The first and most important step before beginning down the path of homeownership with a friend is to thoroughly vet your friend. It’s not a time to make assumptions about others intentions, commitment level, and/or future plans. There need to be serious conversations on both sides to flesh out how committed you are to one another, the new business relationship of owning a home together, and what may happen when trouble arises.

It may also be helpful to have conversations about how one another envision using the home. Will it be a 24/7 party house? What’s the procedure if one does want to host a large event? How late can daily guests continue to hang out? At what point does a long term guest turn into a new roommate and is that acceptable? How the home will be maintained and decorated may need to be discussed too.

After you know you’re both in it for the long haul (at least commitment wise), you’ll want to have a specific conversation about finances. Having both parties disclose all of their financial information to a loan officer will help create a strategy for obtaining ownership. It’s possible that it is best to have the loan in only one person’s name but the deed in two names. There are essentially three different options of how to take title to the property. The home can be titled solely in one person’s name, titled jointly, or it can be titled jointly as “tenants in common.”

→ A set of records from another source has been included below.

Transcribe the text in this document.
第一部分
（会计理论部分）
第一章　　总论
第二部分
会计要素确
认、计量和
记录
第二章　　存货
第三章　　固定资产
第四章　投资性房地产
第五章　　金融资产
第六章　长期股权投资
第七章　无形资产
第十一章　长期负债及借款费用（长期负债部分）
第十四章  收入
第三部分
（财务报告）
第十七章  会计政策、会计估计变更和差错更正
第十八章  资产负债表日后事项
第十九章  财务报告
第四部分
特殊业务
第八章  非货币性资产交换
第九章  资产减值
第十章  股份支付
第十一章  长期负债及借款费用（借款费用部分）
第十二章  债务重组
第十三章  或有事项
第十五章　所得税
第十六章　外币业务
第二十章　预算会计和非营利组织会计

A “tenancy in common” is the most popular form of ownership. Each individual can own different and unequal percentages of the property. This is a helpful set up if one’s salary is significantly higher than the others. There is no right of survivorship, so if one were to pass away, that individual’s share would be given to whomever is designated in their will OR by default their heirs according to state law. That can get a little messy without a life estate provision in the deed. Legal specifics like this may need to get worked out on the front end to protect against those worst case scenario.
Women discussing business plan
A few other specific conversations should take place about finances. The obvious one being how the mortgage is split. But outside of mortgage, there should be a plan in place for the other monthly expenses of home ownership. A plan for unexpected maintenance items and how those will be handled is also important. Consulting with a tax accountant would also prove beneficial to determine how tax deductions can best be handled.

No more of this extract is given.